Mention honorable, avec les… encouragements du jury
D’ordinaire, la « Mention honorable » obtenue au sortir d’un examen est accompagnée de l’appréciation « Avec les félicitations du jury » pour magnifier la très belle qualité du travail. Pourtant, voici un candidat qui vient d’obtenir la note de 9/10 – un score honorable dans l’absolu – et qui ne peut objectivement avoir droit qu’à des… encouragements du jury. Tel est le paradoxe apparent du football africain qui vient de placer au second tour 9 de ses 10 représentants à la Coupe du monde « États-Unis – Mexique – Canada 2026 », la Tunisie étant la seule à ne pas survivre au premier écrémage malgré le changement d’entraîneur (Hervé Renard à la place de Sabri Lamouchi) dès après la première déconvenue (1-5 contre la Suède).
Une performance « historique » forcément, puisque pour la première fois, la compétition se dispute à 48 équipes.

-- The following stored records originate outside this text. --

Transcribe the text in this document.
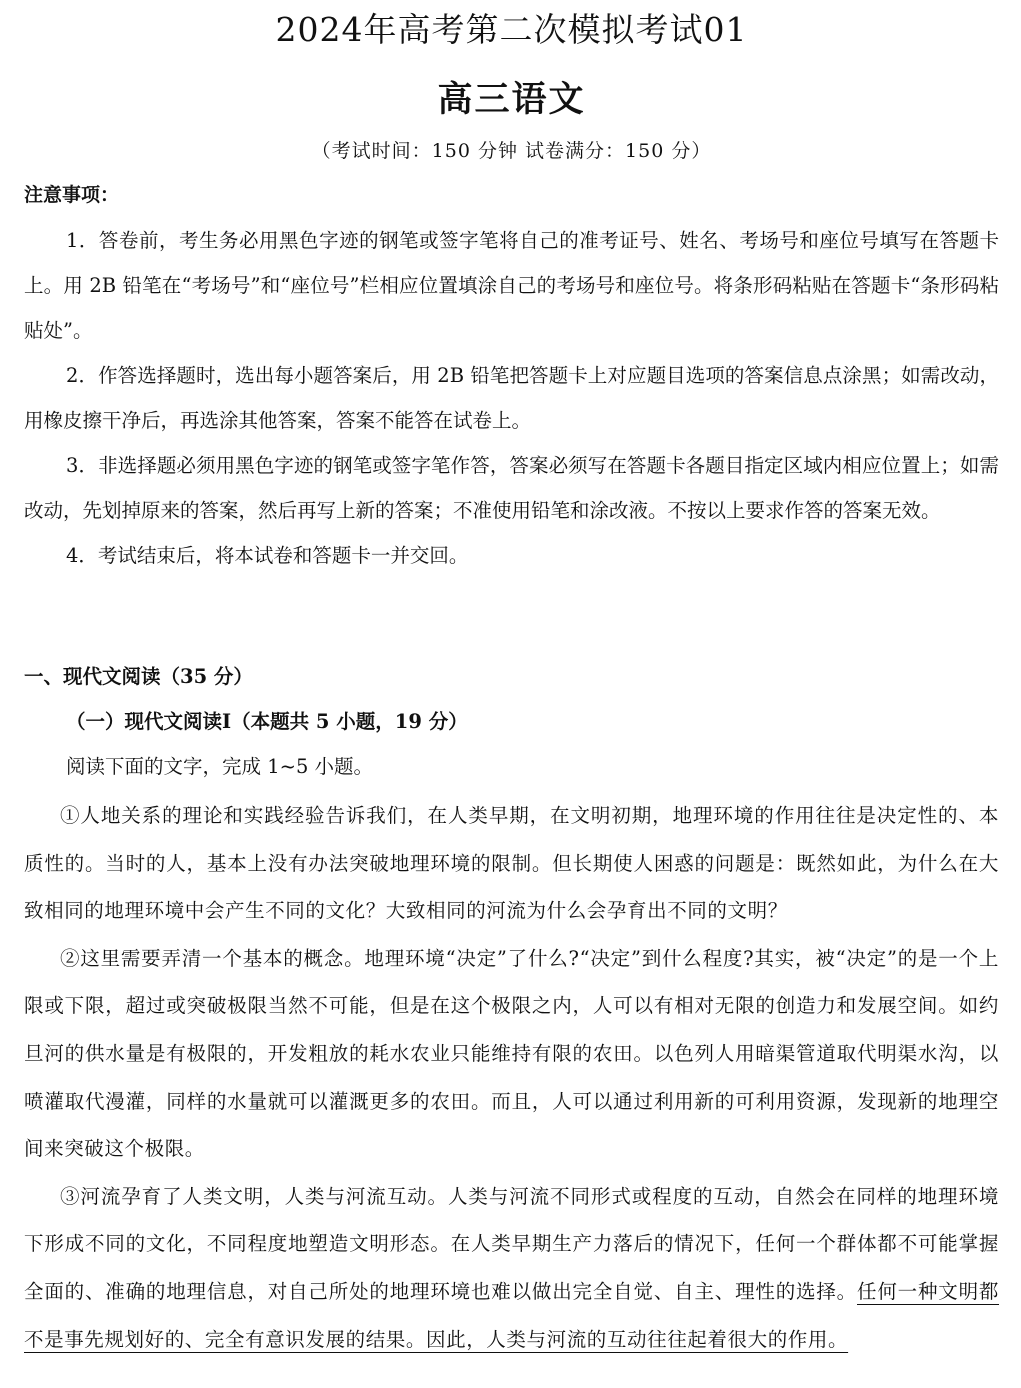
2024年高考第二次模拟考试01
高三语文
（考试时间：150 分钟 试卷满分：150 分）
注意事项：

1．答卷前，考生务必用黑色字迹的钢笔或签字笔将自己的准考证号、姓名、考场号和座位号填写在答题卡上。用 2B 铅笔在“考场号”和“座位号”栏相应位置填涂自己的考场号和座位号。将条形码粘贴在答题卡“条形码粘贴处”。

2．作答选择题时，选出每小题答案后，用 2B 铅笔把答题卡上对应题目选项的答案信息点涂黑；如需改动，用橡皮擦干净后，再选涂其他答案，答案不能答在试卷上。

3．非选择题必须用黑色字迹的钢笔或签字笔作答，答案必须写在答题卡各题目指定区域内相应位置上；如需改动，先划掉原来的答案，然后再写上新的答案；不准使用铅笔和涂改液。不按以上要求作答的答案无效。

4．考试结束后，将本试卷和答题卡一并交回。

一、现代文阅读（35 分）
（一）现代文阅读I（本题共 5 小题，19 分）
阅读下面的文字，完成 1~5 小题。

①人地关系的理论和实践经验告诉我们，在人类早期，在文明初期，地理环境的作用往往是决定性的、本质性的。当时的人，基本上没有办法突破地理环境的限制。但长期使人困惑的问题是：既然如此，为什么在大致相同的地理环境中会产生不同的文化？大致相同的河流为什么会孕育出不同的文明？

②这里需要弄清一个基本的概念。地理环境“决定”了什么?“决定”到什么程度?其实，被“决定”的是一个上限或下限，超过或突破极限当然不可能，但是在这个极限之内，人可以有相对无限的创造力和发展空间。如约旦河的供水量是有极限的，开发粗放的耗水农业只能维持有限的农田。以色列人用暗渠管道取代明渠水沟，以喷灌取代漫灌，同样的水量就可以灌溉更多的农田。而且，人可以通过利用新的可利用资源，发现新的地理空间来突破这个极限。

③河流孕育了人类文明，人类与河流互动。人类与河流不同形式或程度的互动，自然会在同样的地理环境下形成不同的文化，不同程度地塑造文明形态。在人类早期生产力落后的情况下，任何一个群体都不可能掌握全面的、准确的地理信息，对自己所处的地理环境也难以做出完全自觉、自主、理性的选择。任何一种文明都不是事先规划好的、完全有意识发展的结果。因此，人类与河流的互动往往起着很大的作用。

Tout comme le sont la première qualification de la Côte d’Ivoire au second tour à sa quatrième participation, celle de la RD Congo, 52 ans après la Bérézina de son baptême du feu en 1974 en Allemagne, et surtout celle du Cap-Vert pour sa toute première expérience au plus haut niveau. C’est dire qu’il faut savoir raison garder, relativiser et ne pas trop vite s’enflammer. Surtout que, des neuf futurs représentants de l’Afrique en phase à élimination directe, aucun n’a terminé premier de son groupe. Et qu’en dehors de la Côte d’Ivoire, aucun de ceux qui ont fini deuxièmes de leurs poules (Afrique du Sud, Cap-Vert, Égypte et Maroc) ne sera accompagné en seizièmes de finale par celui qui le suit au classement (le troisième donc). Tous les autres sont passés dans la charrette des meilleurs troisièmes.

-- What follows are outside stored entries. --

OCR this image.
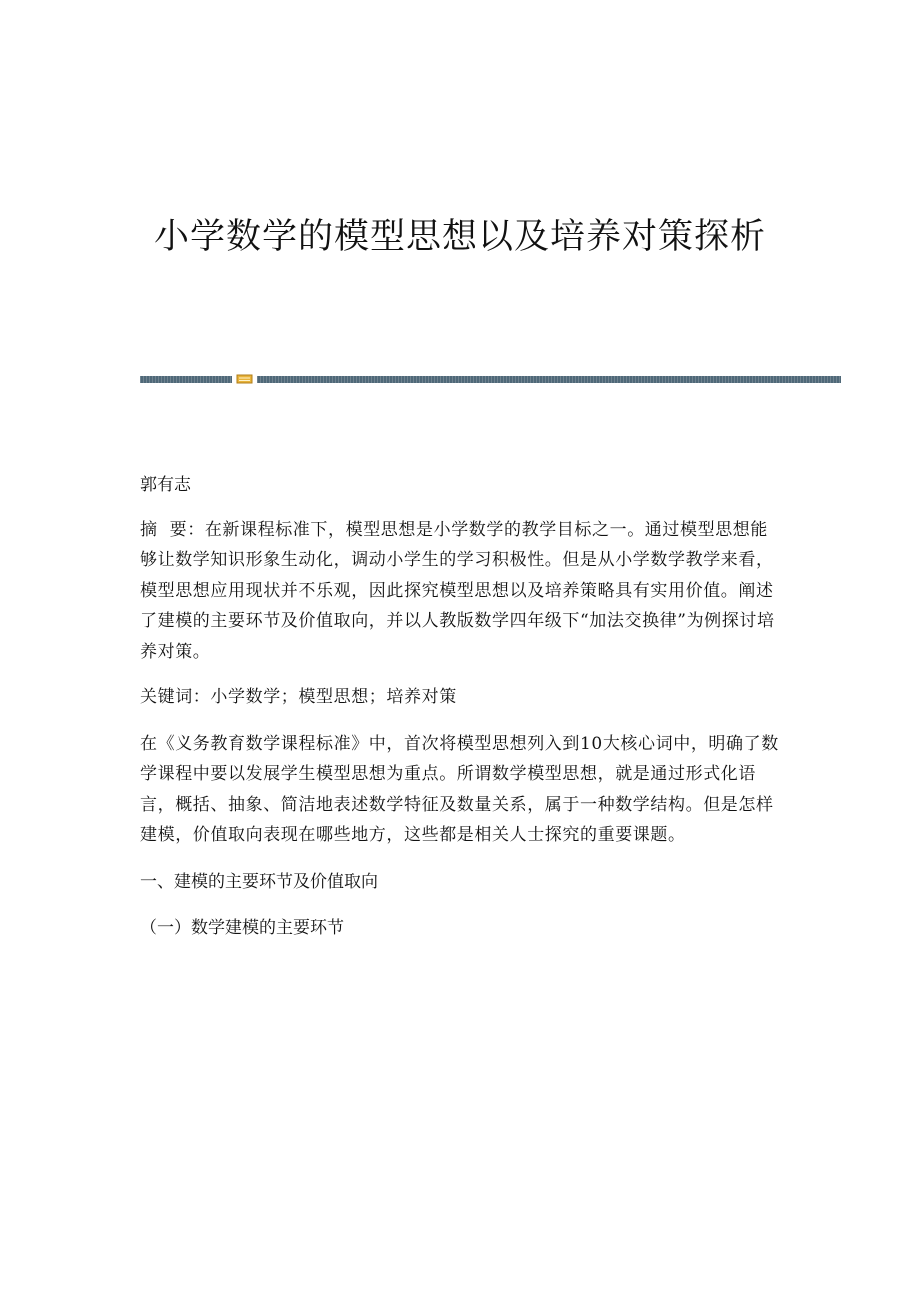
小学数学的模型思想以及培养对策探析

郭有志

摘  要：在新课程标准下，模型思想是小学数学的教学目标之一。通过模型思想能够让数学知识形象生动化，调动小学生的学习积极性。但是从小学数学教学来看，模型思想应用现状并不乐观，因此探究模型思想以及培养策略具有实用价值。阐述了建模的主要环节及价值取向，并以人教版数学四年级下“加法交换律”为例探讨培养对策。

关键词：小学数学；模型思想；培养对策

在《义务教育数学课程标准》中，首次将模型思想列入到10大核心词中，明确了数学课程中要以发展学生模型思想为重点。所谓数学模型思想，就是通过形式化语言，概括、抽象、简洁地表述数学特征及数量关系，属于一种数学结构。但是怎样建模，价值取向表现在哪些地方，这些都是相关人士探究的重要课题。

一、建模的主要环节及价值取向

（一）数学建模的主要环节
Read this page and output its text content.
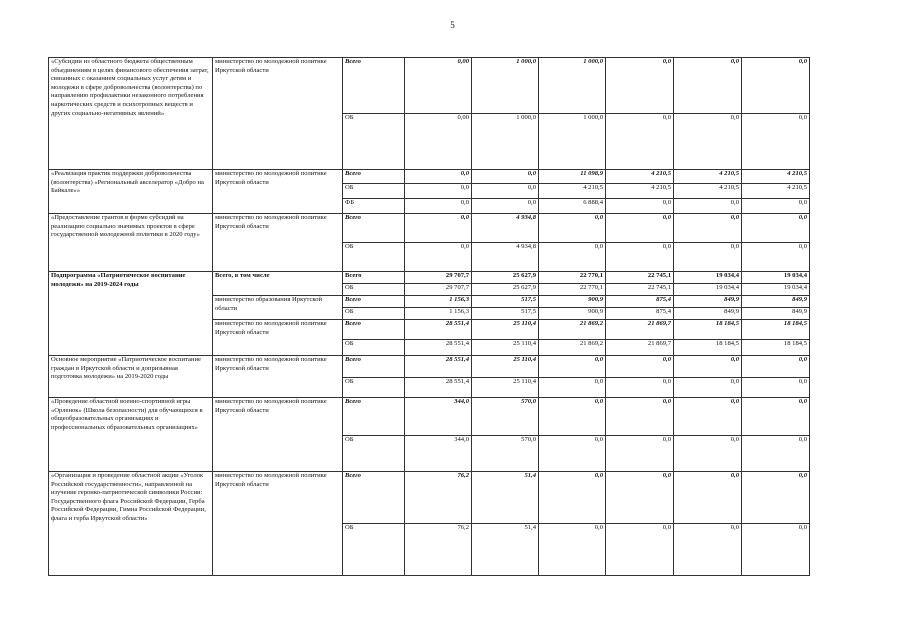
5
«Субсидии из областного бюджета общественным объединениям в целях финансового обеспечения затрат, связанных с оказанием социальных услуг детям и молодежи в сфере добровольчества (волонтерства) по направлению профилактики незаконного потребления наркотических средств и психотропных веществ и других социально-негативных явлений»	министерство по молодежной политике Иркутской области	Всего	0,00	1 000,0	1 000,0	0,0	0,0	0,0
		ОБ	0,00	1 000,0	1 000,0	0,0	0,0	0,0
«Реализация практик поддержки добровольчества (волонтерства) «Региональный акселератор «Добро на Байкале»»	министерство по молодежной политике Иркутской области	Всего	0,0	0,0	11 098,9	4 210,5	4 210,5	4 210,5
		ОБ	0,0	0,0	4 210,5	4 210,5	4 210,5	4 210,5
		ФБ	0,0	0,0	6 888,4	0,0	0,0	0,0
«Предоставление грантов в форме субсидий на реализацию социально значимых проектов в сфере государственной молодежной политики в 2020 году»	министерство по молодежной политике Иркутской области	Всего	0,0	4 934,8	0,0	0,0	0,0	0,0
		ОБ	0,0	4 934,8	0,0	0,0	0,0	0,0
Подпрограмма «Патриотическое воспитание молодежи» на 2019-2024 годы	Всего, в том числе	Всего	29 707,7	25 627,9	22 770,1	22 745,1	19 034,4	19 034,4
		ОБ	29 707,7	25 627,9	22 770,1	22 745,1	19 034,4	19 034,4
	министерство образования Иркутской области	Всего	1 156,3	517,5	900,9	875,4	849,9	849,9
		ОБ	1 156,3	517,5	900,9	875,4	849,9	849,9
	министерство по молодежной политике Иркутской области	Всего	28 551,4	25 110,4	21 869,2	21 869,7	18 184,5	18 184,5
		ОБ	28 551,4	25 110,4	21 869,2	21 869,7	18 184,5	18 184,5
Основное мероприятие «Патриотическое воспитание граждан в Иркутской области и допризывная подготовка молодежи» на 2019-2020 годы	министерство по молодежной политике Иркутской области	Всего	28 551,4	25 110,4	0,0	0,0	0,0	0,0
		ОБ	28 551,4	25 110,4	0,0	0,0	0,0	0,0
«Проведение областной военно-спортивной игры «Орленок» (Школа безопасности) для обучающихся в общеобразовательных организациях и профессиональных образовательных организациях»	министерство по молодежной политике Иркутской области	Всего	344,0	570,0	0,0	0,0	0,0	0,0
		ОБ	344,0	570,0	0,0	0,0	0,0	0,0
«Организация и проведение областной акции «Уголок Российской государственности», направленной на изучение героико-патриотической символики России: Государственного флага Российской Федерации, Герба Российской Федерации, Гимна Российской Федерации, флага и герба Иркутской области»	министерство по молодежной политике Иркутской области	Всего	76,2	51,4	0,0	0,0	0,0	0,0
		ОБ	76,2	51,4	0,0	0,0	0,0	0,0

S’il faut donc se féliciter que le contingent africain n’ait pas été décimé au sortir des premiers échanges, c’est à partir de ce dimanche et du début des rencontres à élimination directe qu’on pourra réellement les juger. Jusqu’ici, ce n’étaient réellement que des escarmouches, une sorte d’échauffement. C’est maintenant que « les choses sérieuses » commencent, pour parler comme un ancien éminent présentateur de la télévision sénégalaise. Et c’est à l’Afrique du Sud que revient l’honneur d’ouvrir le bal dès cette nuit. Après avoir ouvert la compétition (et perdu 0-2) contre le Mexique, l’un des trois pays coorganisateurs, les « Bafana Bafana » seront opposés au deuxième, le Canada, et chez le troisième, les États-Unis, à 21 heures à Los Angeles. C’est-à-dire sur terrain neutre ; ce qui accroît les chances de Williams et de ses partenaires de bien se comporter.
Mais d’ores et déjà, on a coché les gros chocs de mardi entre, d’une part, le Maroc et les Pays-Bas et, d’autre part, la Côte d’Ivoire et la Norvège. Mais du lot, ce sont certainement la RD Congo et le Cap-Vert qui ont tiré le gros lot avec, pour adversaires, respectivement l’Angleterre et l’Argentine, championne en titre…
Le programme des seizièmes de finale des représentants africains :
Dimanche 28 juin à 21h00 : Afrique du Sud – Canada (Los Angeles)
Mardi 30 juin à 01h00 : Pays-Bas – Maroc (Monterrey) ; à 19h00 : Côte d’Ivoire – Norvège (Dallas).